Anak–anak  berusaha melakukan kewajibannya sebagai anak dengan sebaik-baiknya. Macam-macam kewajiban anak kepada orangtuanya, yaitu,
1.      Merawat dan menunjang kehidupan orangtuanya terutama dihari tua mereka.
Anak-anak  merawat dan menunjang kehidupan orangtuanya yang telah tua dengan hati yang tulus ikhlas. Anak-anak  menanyakan kesehatan orangtuanya. Jika sakit, anak-anak  mengajak orangtuanya berobat ke dokter, membantu meminumkan obat, menghiburnya, dan sebagainya. Anak-anak  membawakan makanan dan minuman yang enak bagi orangtuanya. Anak-anak  menyempatkan diri untuk menemani orangtuanya.
Anak-anak  menyediakan tempat tinggal yang layak bagi orangtuanya yang ingin menginap. Anak-anaknya tidak patut menolak kedatangan orangtuanya yang ingin menginap. Anak-anak tidak patut saling melempar tanggung jawab diantara mereka dalam hal merawat dan menampung orangtuanya. Seharusnya anak berbahagia jika orangtuanya memilih tinggal di rumahnya, karena anak tersebut mempunyai kesempatan lebih banyak untuk membalas kebaikan orangtuanya. Anak yang berbakti tidak akan menempatkan orangtuanya di rumah jompo, walaupun dengan alasan orangtuanya lebih senang karena banyak teman.

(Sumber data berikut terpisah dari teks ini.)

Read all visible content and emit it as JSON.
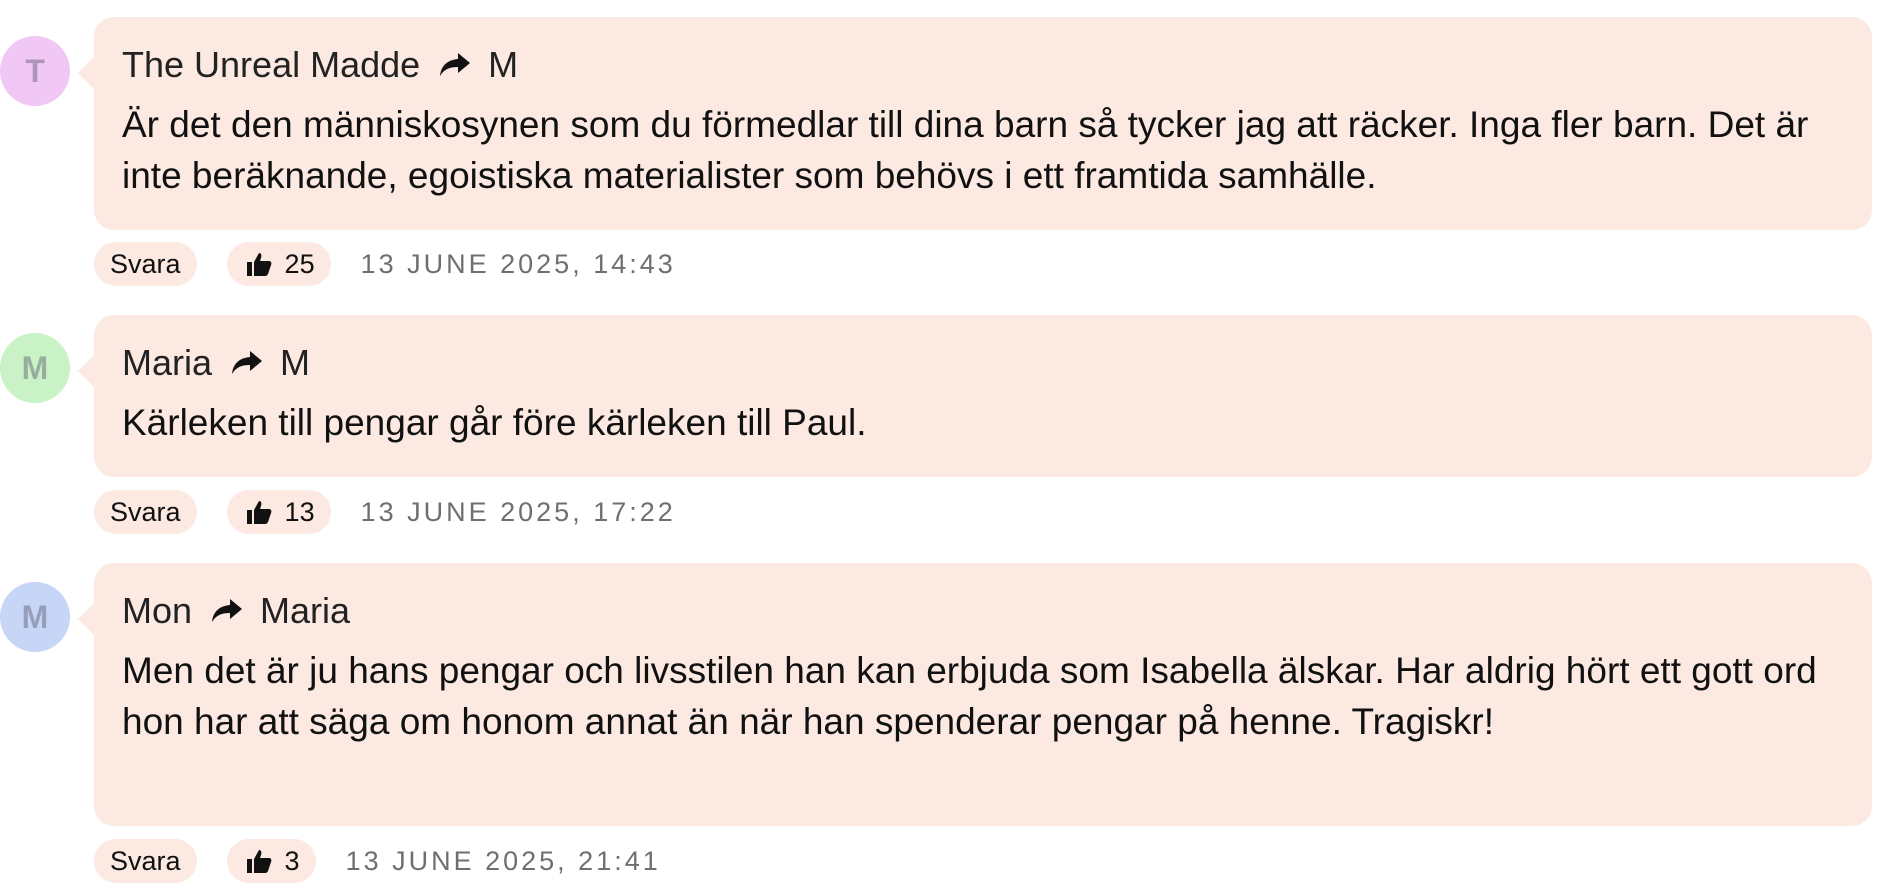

2.      Membantu menyelesaikan urusan-urusan orangtuanya.
Setiap manusia yang hidup di dunia ini pasti mempunyai barbagai masalah, termasuk orangtua kita. Anak-anak  berusaha membebaskan orangtuanya dari berbagai masalah dan kekhawatiran. Anak-anak  menanyakan masalah-masalah yang dihadapi oleh orangtuanya dengan lemah lembut. Kemudian, anak-anak berusaha menghibur orangtuanya dengan mengatakan bahwa semua masalah pasti dapat terpecahkan. Tidak ada problem yang tidak terselesaikan. Tidak ada kesulitan yang tidak ada akhirnya. Selanjutnya, anak-anak berusaha membantu memecahkan masalah-masalah orangtuanya tersebut.

3.      Menjaga nama baik dan kehormatan keluarganya.
Anak-anak bertutur kata sopan dan berkelakuan baik. Anak-anak menjalankan kehidupan sehari-hari, yang berarti berusaha menghindari kejahatan. Anak-anak  berusaha menambah kebaikan dengan berdana dan lain-lain. Anak-anak berusaha membersihkan pikirannya dari keserakahan, kebencian. Anak-anak berusaha mengembangkan nilai-nilai spiritual dalam batinnya; melatih diri untuk menjadi baik; melatih kesabaran, toleransi, simpati, rendah hati, ramah, jujur, bijaksana, dan memiliki kesederhanaan. Dengan mempraktekkan ajaran-ajaran Sang Buddha dalan kehidupan sehari-hari, anak tersebut telah dapat menjaga nama baik dan kehormatan keluarga.

4.      Mempertahankan kekayaan keluarga, tidak menghambur-hamburkan harta orangtua dengan sia-sia.
Hasil jerih payah orangtua selama hidup merupakan harta warisan yang perlu di jaga agar dapat membawa manfaat. Anak-anak harus memanfaatkan harta tersebut dangan sebaik-baiknya untuk kepentingan diri sendiri, keluarga, dan masyarakat.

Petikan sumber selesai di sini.